The United States, in the middle of a very public spat with its northern neighbor over tariffs, has announced a plan to protect the U.S. from Canadian threats.
The two nations have been at peace for generations, and the International Peace Garden on the border with North Dakota commemorates the longest unmilitarized international boundary in the world.
But the two nations have been exchanging petty charges for several weeks since President Trump raised the issue of the tariffs Canada charges American goods moving north and the lack of America tariffs on goods moving south.
That’s been one of the key sore points for the president, who already has made it clear international trade agreements won’t survive unless America gets, as he says, a fair deal.
His response to existing Canadian tariffs was to propose tariffs on steel and aluminum going into Canada, which triggered Canadian Prime Minister Justice Trudeau to lash out angrily at the president, warning him that Canadians will not be pushed around.
On Tuesday, the Hill reported Trump was taking Canada to task again.
He accused Canadians of crossing the border with the U.S. to buy products and “smuggle” them back into their country because their tariffs are so high.
Now, the Department of Homeland Security has released a report called “Department of Homeland Security Northern Border Strategy.”
The Federation of American Scientists describes it as the DHS moving “to protect U.S. against threats from Canada.”
“With exquisitely strange timing, the Department of Homeland Security today unveiled a ‘Northern Border Strategy’ to protect the United States against threats originating in Canada,” commented Steven Aftergood. “The new Trump administration strategy acknowledges that ‘the Northern Border remains an area of limited threat in comparison to the U.S. Southern Border.'”
But it says “the Northern Border is not without safety, security, and resiliency challenges.”
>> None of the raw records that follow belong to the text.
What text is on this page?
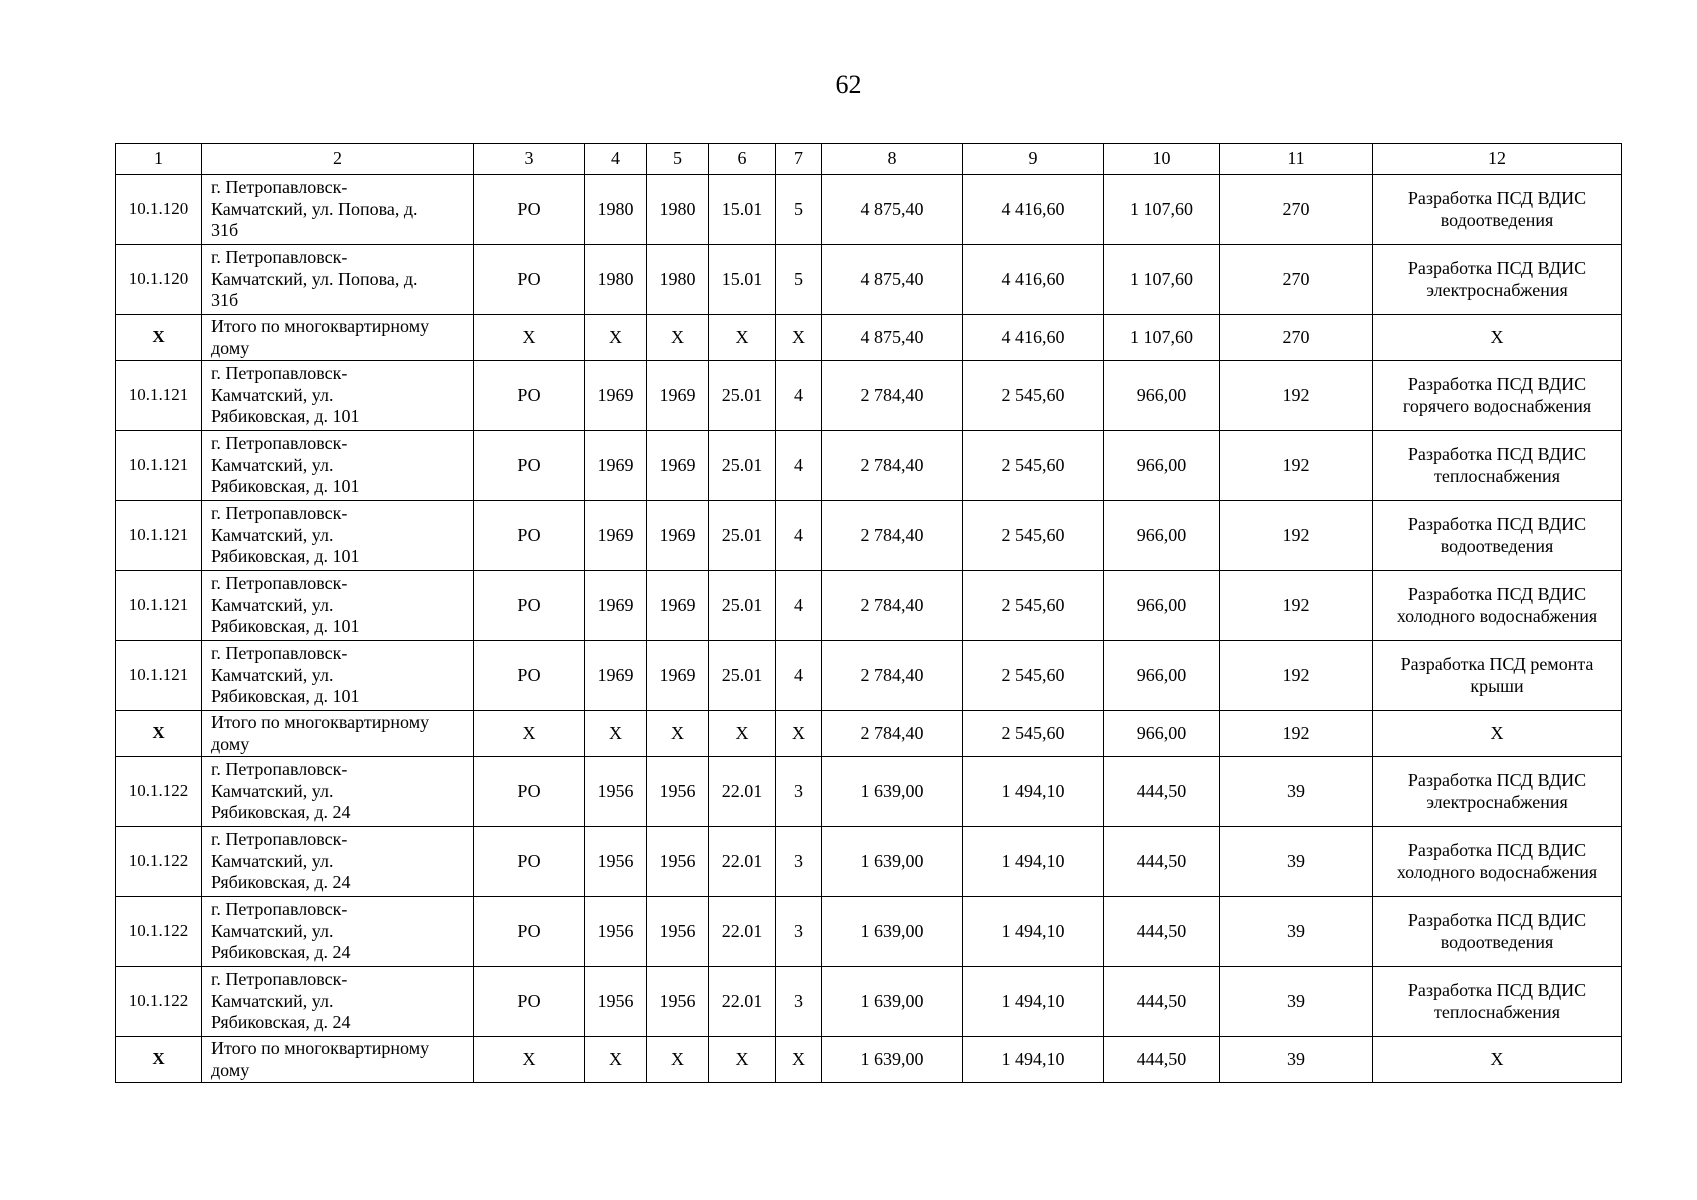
62
1	2	3	4	5	6	7	8	9	10	11	12
10.1.120	г. Петропавловск-
Камчатский, ул. Попова, д.
31б	РО	1980	1980	15.01	5	4 875,40	4 416,60	1 107,60	270	Разработка ПСД ВДИС водоотведения
10.1.120	г. Петропавловск-
Камчатский, ул. Попова, д.
31б	РО	1980	1980	15.01	5	4 875,40	4 416,60	1 107,60	270	Разработка ПСД ВДИС электроснабжения
X	Итого по многоквартирному
дому	X	X	X	X	X	4 875,40	4 416,60	1 107,60	270	X
10.1.121	г. Петропавловск-
Камчатский, ул.
Рябиковская, д. 101	РО	1969	1969	25.01	4	2 784,40	2 545,60	966,00	192	Разработка ПСД ВДИС горячего водоснабжения
10.1.121	г. Петропавловск-
Камчатский, ул.
Рябиковская, д. 101	РО	1969	1969	25.01	4	2 784,40	2 545,60	966,00	192	Разработка ПСД ВДИС теплоснабжения
10.1.121	г. Петропавловск-
Камчатский, ул.
Рябиковская, д. 101	РО	1969	1969	25.01	4	2 784,40	2 545,60	966,00	192	Разработка ПСД ВДИС водоотведения
10.1.121	г. Петропавловск-
Камчатский, ул.
Рябиковская, д. 101	РО	1969	1969	25.01	4	2 784,40	2 545,60	966,00	192	Разработка ПСД ВДИС холодного водоснабжения
10.1.121	г. Петропавловск-
Камчатский, ул.
Рябиковская, д. 101	РО	1969	1969	25.01	4	2 784,40	2 545,60	966,00	192	Разработка ПСД ремонта крыши
X	Итого по многоквартирному
дому	X	X	X	X	X	2 784,40	2 545,60	966,00	192	X
10.1.122	г. Петропавловск-
Камчатский, ул.
Рябиковская, д. 24	РО	1956	1956	22.01	3	1 639,00	1 494,10	444,50	39	Разработка ПСД ВДИС электроснабжения
10.1.122	г. Петропавловск-
Камчатский, ул.
Рябиковская, д. 24	РО	1956	1956	22.01	3	1 639,00	1 494,10	444,50	39	Разработка ПСД ВДИС холодного водоснабжения
10.1.122	г. Петропавловск-
Камчатский, ул.
Рябиковская, д. 24	РО	1956	1956	22.01	3	1 639,00	1 494,10	444,50	39	Разработка ПСД ВДИС водоотведения
10.1.122	г. Петропавловск-
Камчатский, ул.
Рябиковская, д. 24	РО	1956	1956	22.01	3	1 639,00	1 494,10	444,50	39	Разработка ПСД ВДИС теплоснабжения
X	Итого по многоквартирному
дому	X	X	X	X	X	1 639,00	1 494,10	444,50	39	X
The report cites drug trafficking, as well as “homegrown violent extremists in Canada who are not included in the U.S. government’s consolidated terrorist watch list and could therefore enter the United States legally.”
The report addresses the need for commerce, travel, tourism and more but also includes “a clear vision and discrete actions that will collectively improve DHS’s efforts to safeguard the Northern Border against terrorist and criminal threats.”
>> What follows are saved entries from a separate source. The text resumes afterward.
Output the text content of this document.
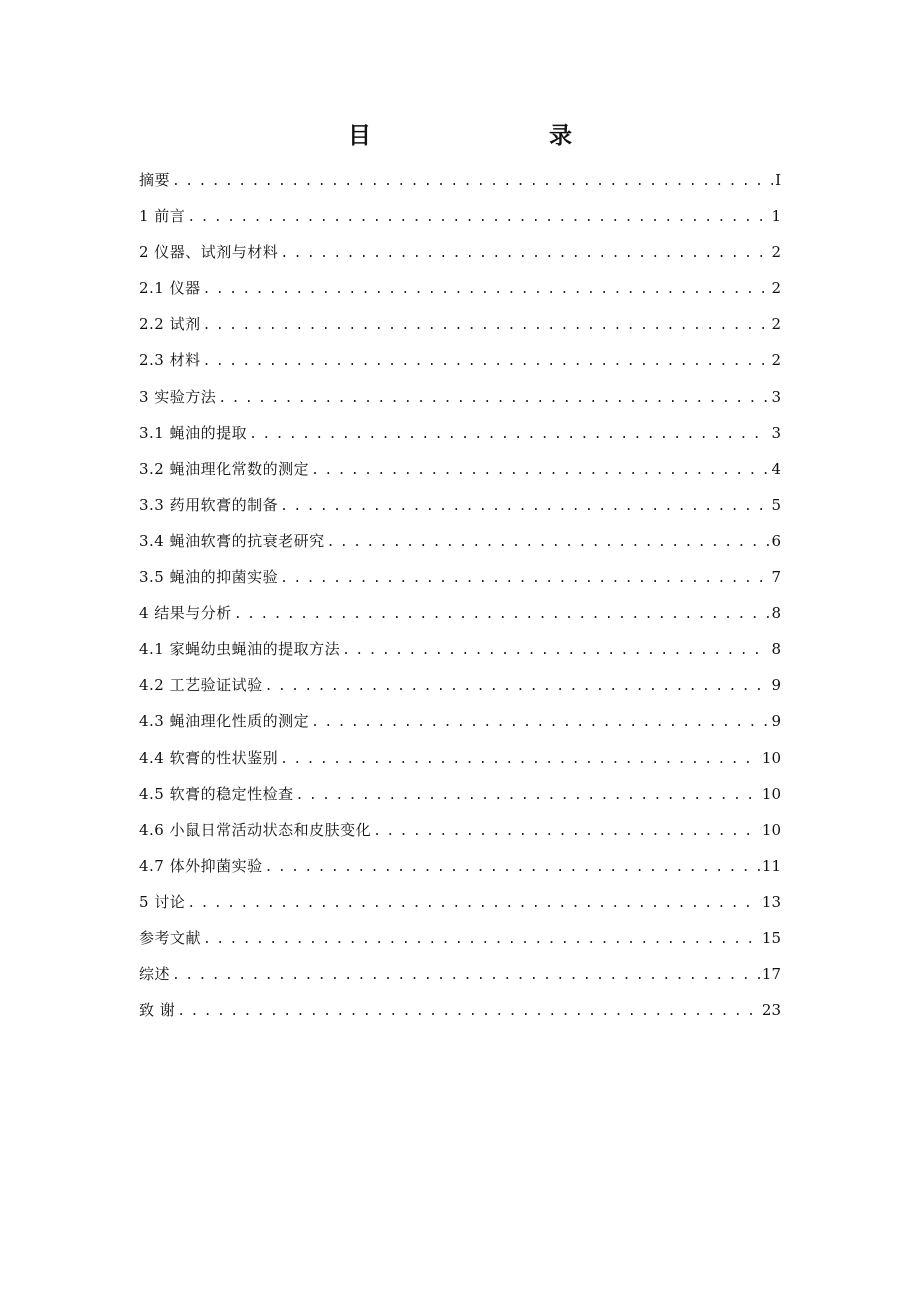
目　　录
摘要 . . .	I
1 前言 . . .	1
2 仪器、试剂与材料 . . .	2
2.1 仪器 . . .	2
2.2 试剂 . . .	2
2.3 材料 . . .	2
3 实验方法 . . .	3
3.1 蝇油的提取 . . .	3
3.2 蝇油理化常数的测定 . . .	4
3.3 药用软膏的制备 . . .	5
3.4 蝇油软膏的抗衰老研究 . . .	6
3.5 蝇油的抑菌实验 . . .	7
4 结果与分析 . . .	8
4.1 家蝇幼虫蝇油的提取方法 . . .	8
4.2 工艺验证试验 . . .	9
4.3 蝇油理化性质的测定 . . .	9
4.4 软膏的性状鉴别 . . .	10
4.5 软膏的稳定性检查 . . .	10
4.6 小鼠日常活动状态和皮肤变化 . . .	10
4.7 体外抑菌实验 . . .	11
5 讨论 . . .	13
参考文献 . . .	15
综述 . . .	17
致 谢 . . .	23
“The international border between the United States and Canada separates two friendly nations with a long history of social, cultural, and economic ties. At 5,525 miles – 1,500 of which are shared by Alaska with British Columbia and the Yukon Territory in Canada – the border is the longest land boundary between two countries in the world,” DHS said.
That means each portion presents its own detection and interdiction issues.
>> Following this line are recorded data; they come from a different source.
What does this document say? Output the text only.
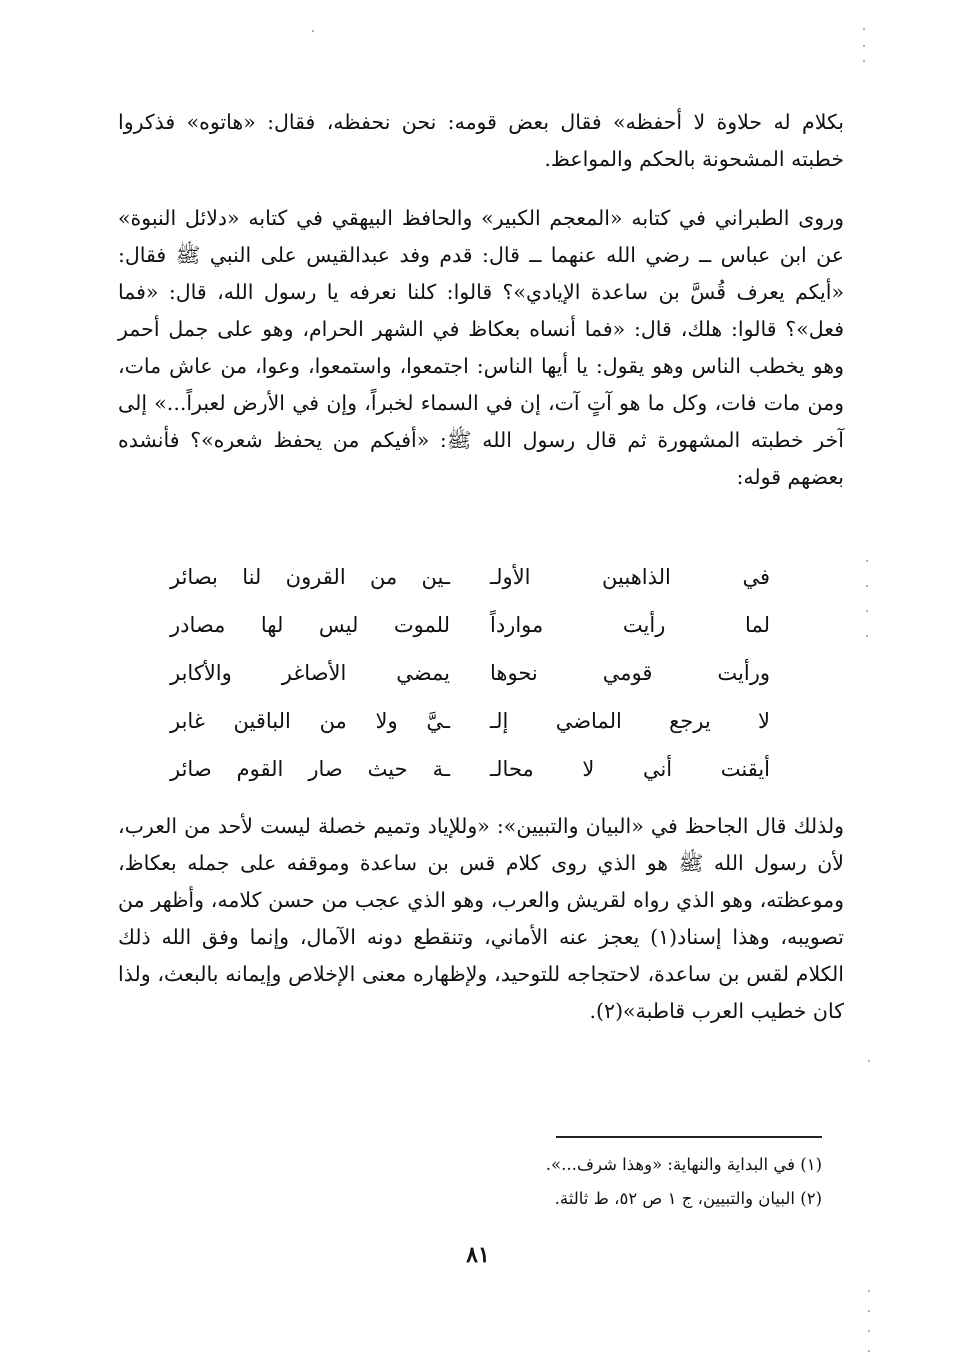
بكلام له حلاوة لا أحفظه» فقال بعض قومه: نحن نحفظه، فقال: «هاتوه» فذكروا خطبته المشحونة بالحكم والمواعظ.

وروى الطبراني في كتابه «المعجم الكبير» والحافظ البيهقي في كتابه «دلائل النبوة» عن ابن عباس ــ رضي الله عنهما ــ قال: قدم وفد عبدالقيس على النبي ﷺ فقال: «أيكم يعرف قُسَّ بن ساعدة الإيادي»؟ قالوا: كلنا نعرفه يا رسول الله، قال: «فما فعل»؟ قالوا: هلك، قال: «فما أنساه بعكاظ في الشهر الحرام، وهو على جمل أحمر وهو يخطب الناس وهو يقول: يا أيها الناس: اجتمعوا، واستمعوا، وعوا، من عاش مات، ومن مات فات، وكل ما هو آتٍ آت، إن في السماء لخبراً، وإن في الأرض لعبراً...» إلى آخر خطبته المشهورة ثم قال رسول الله ﷺ: «أفيكم من يحفظ شعره»؟ فأنشده بعضهم قوله:

في الذاهبين الأولـ
ـين من القرون لنا بصائر
لما رأيت موارداً
للموت ليس لها مصادر
ورأيت قومي نحوها
يمضي الأصاغر والأكابر
لا يرجع الماضي إلـ
ـيَّ ولا من الباقين غابر
أيقنت أني لا محالـ
ـة حيث صار القوم صائر

ولذلك قال الجاحظ في «البيان والتبيين»: «وللإياد وتميم خصلة ليست لأحد من العرب، لأن رسول الله ﷺ هو الذي روى كلام قس بن ساعدة وموقفه على جمله بعكاظ، وموعظته، وهو الذي رواه لقريش والعرب، وهو الذي عجب من حسن كلامه، وأظهر من تصويبه، وهذا إسناد(١) يعجز عنه الأماني، وتنقطع دونه الآمال، وإنما وفق الله ذلك الكلام لقس بن ساعدة، لاحتجاجه للتوحيد، ولإظهاره معنى الإخلاص وإيمانه بالبعث، ولذا كان خطيب العرب قاطبة»(٢).

(١) في البداية والنهاية: «وهذا شرف...».
(٢) البيان والتبيين، ج ١ ص ٥٢، ط ثالثة.
٨١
“The Northern border is not without safety, security, and resiliency challenges. The most common threat to U.S. public safety along the Northern Border continues to be the bi-directional flow of illicit drugs,” the report said.
Individuals who pose a national security risk, the report explains, could enter through “the long stretches of difficult terrain between ports of entry.
While Canada has been effective as a partner against terrorism in North America, there are “homegrown violent extremists” who are not even on a watch list, it warns.
Some of the goals now are to exchange timely and actionable information and intelligence on cross-border terrorism and illicit activities with federal, state, local, tribal and international partners.
“DHS does not, and cannot, secure the Northern Border without the information and intelligence support of other federal, state, local, tribal, and international partners,” the report said. “A common understanding of information and intelligence … enables a holistic and proactive enforcement posture.”
There are sensor networks that monitor air, maritime and land domain activities, and this should continue, it said.
While the drones, ground sensors and fixed towers are helpful, “DHS must improve its process for identifying surveillance ‘blind spots,'” the report continued.
It also seeks to facilitate and guard lawful trade and travel.
“DHS improves cross-border facilitation of travel by leveraging collaborative partnerships with Canada and the U.S. interagency to identify, detect, and interdict high-risk individuals.”